On est égale­ment en train d’adapter nos spec­ta­cles pour qu’ils puis­sent par­tir en tournée et ren­con­tr­er le pub­lic en province. Jusqu’à présent, Cabaret était rési­dent aux Folies Bergère, Le Roi Lion est un spec­ta­cle sub­lime mais dif­fi­cile­ment trans­portable, voire pas du tout. En revanche, Zor­ro par­ti­ra en tournée. C’est une grande pre­mière et c’est dans l’évo­lu­tion logique de Stage d’avoir plusieurs spec­ta­cles en France et de faire décou­vrir au pub­lic français ce qu’est le musi­cal de Broad­way — ça c’est notre plus grand défi — et leur don­ner des spec­ta­cles de très grande qualité.

Aux Pays-Bas par exem­ple, Stage pro­duit égale­ment des créa­tions « locales », est-ce que ce cas de fig­ure peut être envis­agé en France ?
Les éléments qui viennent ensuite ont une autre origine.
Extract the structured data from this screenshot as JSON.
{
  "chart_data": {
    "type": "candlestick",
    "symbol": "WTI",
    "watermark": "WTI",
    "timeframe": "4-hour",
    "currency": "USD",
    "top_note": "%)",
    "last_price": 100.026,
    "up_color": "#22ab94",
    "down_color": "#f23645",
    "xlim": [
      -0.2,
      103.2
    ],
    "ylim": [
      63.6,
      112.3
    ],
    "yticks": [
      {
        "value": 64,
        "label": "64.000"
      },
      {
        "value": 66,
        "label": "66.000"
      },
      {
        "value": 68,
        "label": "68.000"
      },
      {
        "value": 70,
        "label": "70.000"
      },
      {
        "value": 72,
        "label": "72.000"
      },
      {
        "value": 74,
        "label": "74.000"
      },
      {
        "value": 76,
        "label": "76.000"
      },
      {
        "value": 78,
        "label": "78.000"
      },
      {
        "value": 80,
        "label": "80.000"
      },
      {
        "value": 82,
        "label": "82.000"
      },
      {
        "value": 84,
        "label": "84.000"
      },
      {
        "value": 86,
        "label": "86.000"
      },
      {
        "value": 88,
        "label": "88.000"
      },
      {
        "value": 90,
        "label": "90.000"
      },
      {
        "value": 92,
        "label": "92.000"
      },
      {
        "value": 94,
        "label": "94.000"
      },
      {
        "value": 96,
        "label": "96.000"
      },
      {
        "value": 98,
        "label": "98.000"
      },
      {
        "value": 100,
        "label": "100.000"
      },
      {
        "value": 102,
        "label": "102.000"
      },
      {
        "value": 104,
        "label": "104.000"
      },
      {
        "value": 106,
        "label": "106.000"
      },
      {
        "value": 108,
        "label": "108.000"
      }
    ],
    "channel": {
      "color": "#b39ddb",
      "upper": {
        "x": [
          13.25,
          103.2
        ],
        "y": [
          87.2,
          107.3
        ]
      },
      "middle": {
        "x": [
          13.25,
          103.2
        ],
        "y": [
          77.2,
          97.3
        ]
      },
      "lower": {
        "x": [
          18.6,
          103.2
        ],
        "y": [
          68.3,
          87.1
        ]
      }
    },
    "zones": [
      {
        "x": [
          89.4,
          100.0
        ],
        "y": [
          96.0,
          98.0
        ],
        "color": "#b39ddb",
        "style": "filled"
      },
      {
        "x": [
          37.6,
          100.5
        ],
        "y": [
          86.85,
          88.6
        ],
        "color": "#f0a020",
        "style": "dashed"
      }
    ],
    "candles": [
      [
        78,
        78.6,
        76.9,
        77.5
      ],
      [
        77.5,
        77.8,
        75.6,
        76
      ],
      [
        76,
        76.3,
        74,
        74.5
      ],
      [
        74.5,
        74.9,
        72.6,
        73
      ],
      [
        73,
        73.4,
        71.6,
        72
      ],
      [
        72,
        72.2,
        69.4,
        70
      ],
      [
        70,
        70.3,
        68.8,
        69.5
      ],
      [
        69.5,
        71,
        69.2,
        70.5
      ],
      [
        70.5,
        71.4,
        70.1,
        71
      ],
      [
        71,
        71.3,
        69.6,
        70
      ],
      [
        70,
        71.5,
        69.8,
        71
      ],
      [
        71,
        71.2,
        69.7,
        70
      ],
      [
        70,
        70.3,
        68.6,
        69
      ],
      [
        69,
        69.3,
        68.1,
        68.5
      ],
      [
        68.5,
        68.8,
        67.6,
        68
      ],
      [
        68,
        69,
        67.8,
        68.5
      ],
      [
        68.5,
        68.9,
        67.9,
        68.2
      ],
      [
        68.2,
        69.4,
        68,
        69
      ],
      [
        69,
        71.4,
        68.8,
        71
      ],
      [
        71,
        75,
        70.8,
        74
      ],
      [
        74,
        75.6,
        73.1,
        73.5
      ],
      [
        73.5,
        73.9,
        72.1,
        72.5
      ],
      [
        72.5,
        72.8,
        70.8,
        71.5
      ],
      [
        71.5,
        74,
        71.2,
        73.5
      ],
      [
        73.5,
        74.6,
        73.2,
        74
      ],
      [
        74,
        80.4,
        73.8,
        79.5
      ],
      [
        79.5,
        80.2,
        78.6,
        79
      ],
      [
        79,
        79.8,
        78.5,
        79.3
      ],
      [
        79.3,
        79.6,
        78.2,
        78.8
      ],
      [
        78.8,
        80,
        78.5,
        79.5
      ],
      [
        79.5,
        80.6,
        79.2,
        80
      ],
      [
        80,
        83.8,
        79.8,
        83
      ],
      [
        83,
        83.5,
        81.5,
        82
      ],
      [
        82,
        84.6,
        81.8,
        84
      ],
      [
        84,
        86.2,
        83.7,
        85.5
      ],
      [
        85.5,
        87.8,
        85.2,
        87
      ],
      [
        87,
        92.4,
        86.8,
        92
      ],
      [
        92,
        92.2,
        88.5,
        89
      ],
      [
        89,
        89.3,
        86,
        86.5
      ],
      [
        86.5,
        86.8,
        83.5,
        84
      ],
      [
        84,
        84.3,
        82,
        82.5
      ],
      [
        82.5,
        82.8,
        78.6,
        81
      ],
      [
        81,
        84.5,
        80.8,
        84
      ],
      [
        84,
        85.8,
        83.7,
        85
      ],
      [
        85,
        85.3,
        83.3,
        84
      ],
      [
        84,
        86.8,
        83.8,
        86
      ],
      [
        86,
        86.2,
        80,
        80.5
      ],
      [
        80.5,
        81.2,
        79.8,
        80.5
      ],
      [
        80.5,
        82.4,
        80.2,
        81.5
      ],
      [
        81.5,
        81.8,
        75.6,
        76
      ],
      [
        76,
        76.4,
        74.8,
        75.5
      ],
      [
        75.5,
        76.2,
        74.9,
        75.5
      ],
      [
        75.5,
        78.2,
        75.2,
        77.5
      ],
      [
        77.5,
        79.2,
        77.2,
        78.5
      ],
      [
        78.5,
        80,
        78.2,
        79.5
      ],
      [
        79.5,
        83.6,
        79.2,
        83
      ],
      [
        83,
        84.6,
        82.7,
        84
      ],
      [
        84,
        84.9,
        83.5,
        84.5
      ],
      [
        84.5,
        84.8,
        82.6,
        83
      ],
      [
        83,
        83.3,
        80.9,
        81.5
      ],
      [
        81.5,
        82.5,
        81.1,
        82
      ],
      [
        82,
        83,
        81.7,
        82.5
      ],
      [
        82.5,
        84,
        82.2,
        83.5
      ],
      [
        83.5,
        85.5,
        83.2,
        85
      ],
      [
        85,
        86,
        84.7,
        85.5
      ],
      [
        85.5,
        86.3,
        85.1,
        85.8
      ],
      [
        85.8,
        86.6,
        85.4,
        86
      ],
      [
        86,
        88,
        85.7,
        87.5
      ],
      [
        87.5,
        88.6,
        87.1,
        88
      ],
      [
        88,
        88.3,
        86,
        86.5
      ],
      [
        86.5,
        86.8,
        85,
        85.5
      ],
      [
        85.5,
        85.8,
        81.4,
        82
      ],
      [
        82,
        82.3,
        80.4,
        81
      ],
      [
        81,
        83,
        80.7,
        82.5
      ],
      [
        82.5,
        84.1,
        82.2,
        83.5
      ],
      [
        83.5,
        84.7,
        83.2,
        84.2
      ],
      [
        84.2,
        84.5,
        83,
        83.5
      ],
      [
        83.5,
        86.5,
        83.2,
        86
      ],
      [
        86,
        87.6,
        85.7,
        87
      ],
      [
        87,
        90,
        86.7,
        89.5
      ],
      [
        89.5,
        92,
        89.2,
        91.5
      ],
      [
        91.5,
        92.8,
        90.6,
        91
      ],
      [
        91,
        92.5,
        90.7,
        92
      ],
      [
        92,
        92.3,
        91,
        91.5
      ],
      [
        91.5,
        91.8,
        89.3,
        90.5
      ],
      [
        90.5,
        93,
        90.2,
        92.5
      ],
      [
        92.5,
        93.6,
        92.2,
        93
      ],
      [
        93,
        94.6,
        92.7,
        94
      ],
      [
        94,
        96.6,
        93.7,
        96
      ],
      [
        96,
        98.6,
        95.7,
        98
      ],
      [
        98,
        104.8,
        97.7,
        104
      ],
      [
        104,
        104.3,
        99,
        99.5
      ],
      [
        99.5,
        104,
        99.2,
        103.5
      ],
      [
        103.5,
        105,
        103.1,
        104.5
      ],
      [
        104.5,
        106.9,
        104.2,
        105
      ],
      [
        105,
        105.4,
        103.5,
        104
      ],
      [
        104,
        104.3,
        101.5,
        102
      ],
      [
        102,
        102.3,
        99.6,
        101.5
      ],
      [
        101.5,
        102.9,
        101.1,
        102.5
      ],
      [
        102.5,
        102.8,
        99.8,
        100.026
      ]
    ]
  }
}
Je pense que ça peut arriv­er, c’est dans notre souhait. On peut soit par­ticiper à une pro­duc­tion locale en tant que co-pro­duc­teur, soit pro­duire locale­ment nos pro­pres spec­ta­cles. Stage Lon­dres le fait avec Sis­ter Act par exem­ple, en co-pro­duc­tion avec Whoopi Goldberg.
En France, il y a énor­mé­ment de thèmes français qui nous per­me­t­traient de dévelop­per nos pro­pres spec­ta­cles. On y pense !
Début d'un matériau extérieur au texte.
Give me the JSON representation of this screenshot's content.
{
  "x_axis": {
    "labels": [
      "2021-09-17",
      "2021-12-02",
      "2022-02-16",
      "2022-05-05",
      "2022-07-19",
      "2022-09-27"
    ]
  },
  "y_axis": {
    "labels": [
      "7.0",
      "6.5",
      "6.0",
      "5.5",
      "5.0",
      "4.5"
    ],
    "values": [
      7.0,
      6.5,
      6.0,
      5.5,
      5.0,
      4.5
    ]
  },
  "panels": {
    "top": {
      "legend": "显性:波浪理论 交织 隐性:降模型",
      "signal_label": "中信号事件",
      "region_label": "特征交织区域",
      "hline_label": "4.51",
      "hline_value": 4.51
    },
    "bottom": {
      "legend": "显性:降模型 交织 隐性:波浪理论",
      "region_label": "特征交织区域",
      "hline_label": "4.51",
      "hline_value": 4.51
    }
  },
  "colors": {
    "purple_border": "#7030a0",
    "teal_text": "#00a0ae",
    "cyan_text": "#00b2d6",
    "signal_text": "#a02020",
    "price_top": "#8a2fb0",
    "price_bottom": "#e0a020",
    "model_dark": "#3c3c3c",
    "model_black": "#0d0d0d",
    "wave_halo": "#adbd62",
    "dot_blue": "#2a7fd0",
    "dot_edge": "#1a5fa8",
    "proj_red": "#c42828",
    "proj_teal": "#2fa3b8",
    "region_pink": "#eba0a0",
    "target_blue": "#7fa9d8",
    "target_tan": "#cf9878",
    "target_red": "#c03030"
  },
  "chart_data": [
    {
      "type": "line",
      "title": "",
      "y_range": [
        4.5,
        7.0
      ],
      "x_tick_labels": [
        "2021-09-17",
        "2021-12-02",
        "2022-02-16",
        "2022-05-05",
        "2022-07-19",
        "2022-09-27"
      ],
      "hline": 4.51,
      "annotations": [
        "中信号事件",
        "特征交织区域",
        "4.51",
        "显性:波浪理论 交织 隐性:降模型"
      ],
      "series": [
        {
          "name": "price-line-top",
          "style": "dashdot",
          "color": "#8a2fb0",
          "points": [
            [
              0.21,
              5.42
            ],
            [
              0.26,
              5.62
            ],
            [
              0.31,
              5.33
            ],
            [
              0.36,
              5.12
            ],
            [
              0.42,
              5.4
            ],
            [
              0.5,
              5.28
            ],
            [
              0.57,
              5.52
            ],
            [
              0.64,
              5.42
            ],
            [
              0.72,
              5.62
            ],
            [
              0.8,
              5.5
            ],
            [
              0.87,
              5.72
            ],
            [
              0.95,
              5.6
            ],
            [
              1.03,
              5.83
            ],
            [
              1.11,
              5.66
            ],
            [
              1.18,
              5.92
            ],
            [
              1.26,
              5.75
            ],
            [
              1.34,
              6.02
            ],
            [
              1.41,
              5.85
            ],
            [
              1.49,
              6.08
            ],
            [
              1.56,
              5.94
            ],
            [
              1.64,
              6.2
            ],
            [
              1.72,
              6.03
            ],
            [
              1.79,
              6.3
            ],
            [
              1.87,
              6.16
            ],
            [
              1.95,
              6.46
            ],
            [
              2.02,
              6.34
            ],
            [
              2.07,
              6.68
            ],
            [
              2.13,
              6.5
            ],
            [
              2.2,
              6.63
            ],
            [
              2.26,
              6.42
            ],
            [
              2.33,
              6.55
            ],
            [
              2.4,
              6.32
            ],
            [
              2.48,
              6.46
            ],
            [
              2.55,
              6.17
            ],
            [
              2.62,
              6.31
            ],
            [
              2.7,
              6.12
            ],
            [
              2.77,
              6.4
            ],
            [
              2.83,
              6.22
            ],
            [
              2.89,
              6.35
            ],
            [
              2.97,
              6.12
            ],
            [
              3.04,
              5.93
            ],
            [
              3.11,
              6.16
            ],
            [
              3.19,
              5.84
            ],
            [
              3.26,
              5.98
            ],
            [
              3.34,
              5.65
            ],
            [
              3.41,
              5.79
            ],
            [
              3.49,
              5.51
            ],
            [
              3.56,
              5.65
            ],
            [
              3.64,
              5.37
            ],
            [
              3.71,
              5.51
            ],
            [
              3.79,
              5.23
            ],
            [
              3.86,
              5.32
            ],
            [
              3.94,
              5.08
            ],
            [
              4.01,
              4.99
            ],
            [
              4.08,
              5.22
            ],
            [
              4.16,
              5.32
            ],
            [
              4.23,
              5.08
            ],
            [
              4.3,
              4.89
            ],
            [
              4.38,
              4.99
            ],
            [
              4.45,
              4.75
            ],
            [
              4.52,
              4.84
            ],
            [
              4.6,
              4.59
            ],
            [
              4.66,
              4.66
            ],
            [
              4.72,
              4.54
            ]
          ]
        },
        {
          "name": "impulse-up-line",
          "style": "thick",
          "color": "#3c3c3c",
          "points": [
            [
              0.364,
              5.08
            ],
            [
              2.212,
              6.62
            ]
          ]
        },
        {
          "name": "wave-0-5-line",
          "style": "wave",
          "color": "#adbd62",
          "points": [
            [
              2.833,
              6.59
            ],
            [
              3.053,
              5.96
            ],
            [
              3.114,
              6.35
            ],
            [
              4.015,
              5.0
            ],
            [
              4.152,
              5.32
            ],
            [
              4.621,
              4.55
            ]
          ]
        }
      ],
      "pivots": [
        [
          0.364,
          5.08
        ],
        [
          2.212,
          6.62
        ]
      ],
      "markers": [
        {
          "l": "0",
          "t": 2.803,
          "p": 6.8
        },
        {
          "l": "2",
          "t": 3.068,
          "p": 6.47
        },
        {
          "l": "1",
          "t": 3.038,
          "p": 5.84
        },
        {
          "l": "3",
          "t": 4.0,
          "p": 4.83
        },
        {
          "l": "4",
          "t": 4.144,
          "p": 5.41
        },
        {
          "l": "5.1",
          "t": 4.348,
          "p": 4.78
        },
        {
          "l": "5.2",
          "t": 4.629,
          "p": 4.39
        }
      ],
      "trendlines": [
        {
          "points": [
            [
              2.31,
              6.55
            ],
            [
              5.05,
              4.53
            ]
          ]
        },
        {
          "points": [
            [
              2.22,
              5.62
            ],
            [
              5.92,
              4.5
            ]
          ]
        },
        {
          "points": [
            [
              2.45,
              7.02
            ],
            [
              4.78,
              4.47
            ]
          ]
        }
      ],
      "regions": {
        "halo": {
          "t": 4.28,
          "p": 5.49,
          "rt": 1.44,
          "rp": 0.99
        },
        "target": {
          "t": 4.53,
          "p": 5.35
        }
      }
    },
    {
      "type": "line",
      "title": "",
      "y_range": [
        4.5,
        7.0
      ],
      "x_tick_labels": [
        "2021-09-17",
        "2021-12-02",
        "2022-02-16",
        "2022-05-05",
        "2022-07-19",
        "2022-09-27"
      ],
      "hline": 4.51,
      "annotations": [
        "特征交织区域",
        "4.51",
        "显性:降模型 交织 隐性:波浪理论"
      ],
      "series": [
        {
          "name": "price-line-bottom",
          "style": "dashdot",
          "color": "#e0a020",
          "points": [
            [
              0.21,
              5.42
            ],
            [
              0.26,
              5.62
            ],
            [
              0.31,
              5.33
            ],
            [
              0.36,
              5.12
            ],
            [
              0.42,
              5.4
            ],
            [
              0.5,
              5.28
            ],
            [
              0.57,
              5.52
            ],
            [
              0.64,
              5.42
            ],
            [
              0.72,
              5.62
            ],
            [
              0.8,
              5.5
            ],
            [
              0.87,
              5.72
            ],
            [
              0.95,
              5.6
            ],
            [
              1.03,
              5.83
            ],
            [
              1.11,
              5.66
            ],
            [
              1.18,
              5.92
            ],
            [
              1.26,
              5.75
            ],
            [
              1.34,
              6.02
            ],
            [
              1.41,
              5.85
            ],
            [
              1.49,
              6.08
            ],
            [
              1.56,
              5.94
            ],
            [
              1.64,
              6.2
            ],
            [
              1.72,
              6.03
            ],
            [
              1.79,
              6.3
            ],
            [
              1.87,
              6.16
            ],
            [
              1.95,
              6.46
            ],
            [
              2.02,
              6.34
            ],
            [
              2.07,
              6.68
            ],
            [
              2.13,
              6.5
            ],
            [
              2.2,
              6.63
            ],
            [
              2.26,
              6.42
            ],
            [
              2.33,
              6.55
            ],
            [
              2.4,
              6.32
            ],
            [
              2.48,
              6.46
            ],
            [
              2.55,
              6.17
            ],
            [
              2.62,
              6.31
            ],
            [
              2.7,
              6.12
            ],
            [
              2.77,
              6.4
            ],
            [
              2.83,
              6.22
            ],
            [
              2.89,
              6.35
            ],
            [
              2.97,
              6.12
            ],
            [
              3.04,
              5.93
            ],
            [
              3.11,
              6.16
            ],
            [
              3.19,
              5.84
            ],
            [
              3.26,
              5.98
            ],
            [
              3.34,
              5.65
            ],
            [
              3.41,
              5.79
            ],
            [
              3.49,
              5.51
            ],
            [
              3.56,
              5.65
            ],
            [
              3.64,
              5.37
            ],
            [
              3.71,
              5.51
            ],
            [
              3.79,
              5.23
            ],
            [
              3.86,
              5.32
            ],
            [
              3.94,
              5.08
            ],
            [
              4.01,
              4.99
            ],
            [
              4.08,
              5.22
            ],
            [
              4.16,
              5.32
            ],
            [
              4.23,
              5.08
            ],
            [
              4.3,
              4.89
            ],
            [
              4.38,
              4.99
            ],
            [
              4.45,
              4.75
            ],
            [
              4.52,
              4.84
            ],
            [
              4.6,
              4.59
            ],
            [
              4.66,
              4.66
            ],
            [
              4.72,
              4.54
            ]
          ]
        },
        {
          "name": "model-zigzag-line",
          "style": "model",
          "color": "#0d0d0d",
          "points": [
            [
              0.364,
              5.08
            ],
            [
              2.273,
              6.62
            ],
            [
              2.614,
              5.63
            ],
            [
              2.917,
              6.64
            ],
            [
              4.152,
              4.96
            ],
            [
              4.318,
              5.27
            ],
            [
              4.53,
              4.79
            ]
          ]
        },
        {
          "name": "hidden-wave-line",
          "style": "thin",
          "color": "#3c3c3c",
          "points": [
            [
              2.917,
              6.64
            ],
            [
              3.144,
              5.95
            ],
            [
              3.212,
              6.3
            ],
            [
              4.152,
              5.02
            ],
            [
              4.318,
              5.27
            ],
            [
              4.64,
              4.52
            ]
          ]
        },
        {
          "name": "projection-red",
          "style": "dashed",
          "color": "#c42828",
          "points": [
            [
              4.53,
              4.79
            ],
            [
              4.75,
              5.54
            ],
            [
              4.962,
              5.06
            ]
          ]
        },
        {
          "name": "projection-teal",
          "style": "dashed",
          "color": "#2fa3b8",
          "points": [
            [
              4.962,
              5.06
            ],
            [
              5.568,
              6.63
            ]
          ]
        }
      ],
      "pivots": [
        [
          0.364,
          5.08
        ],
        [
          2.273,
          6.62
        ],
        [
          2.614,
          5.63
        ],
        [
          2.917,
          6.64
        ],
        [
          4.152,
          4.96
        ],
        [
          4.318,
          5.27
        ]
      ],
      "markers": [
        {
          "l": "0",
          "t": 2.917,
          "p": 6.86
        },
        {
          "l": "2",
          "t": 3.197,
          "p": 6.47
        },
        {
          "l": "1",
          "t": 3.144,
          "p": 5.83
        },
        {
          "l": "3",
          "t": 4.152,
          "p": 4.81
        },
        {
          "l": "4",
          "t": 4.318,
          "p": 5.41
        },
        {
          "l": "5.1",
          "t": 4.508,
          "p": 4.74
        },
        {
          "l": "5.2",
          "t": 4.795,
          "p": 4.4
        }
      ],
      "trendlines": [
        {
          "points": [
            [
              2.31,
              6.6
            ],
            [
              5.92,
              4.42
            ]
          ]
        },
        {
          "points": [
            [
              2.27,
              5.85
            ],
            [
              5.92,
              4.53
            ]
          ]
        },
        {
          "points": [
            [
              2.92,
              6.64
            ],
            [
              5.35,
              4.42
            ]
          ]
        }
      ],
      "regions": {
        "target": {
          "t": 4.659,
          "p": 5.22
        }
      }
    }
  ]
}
Est-que vous pensez que le théâtre musi­cal souf­fre de la crise ? Si oui, com­ment vous positionnez-vous ?
On a la chance d’avoir un suc­cès sans précé­dent avec Le Roi Lion. On ne con­naît pas la crise sur ce spec­ta­cle. On  a un bouche à oreille qui est tel que les gens ont envie de le voir. On a 95 % de rem­plis­sage en week-end, 90 % en semaine, c’est énorme. Après il y a des péri­odes creuses, comme cer­tains jours de semaine qui sont dif­fi­ciles pour la plu­part des théâtres privés mais d’une manière générale, on ne souf­fre pas : à par­tir du moment où on offre un spec­ta­cle de qual­ité, ça devient un ren­dez-vous et les gens sont prêts à faire le pas et à dépenser 60 ou 80 €, parce qu’ils savent qu’on ne se moque pas du public.

Retrou­vez Zor­ro, le musi­cal à par­tir du 5 novem­bre 2009 aux Folies Bergère.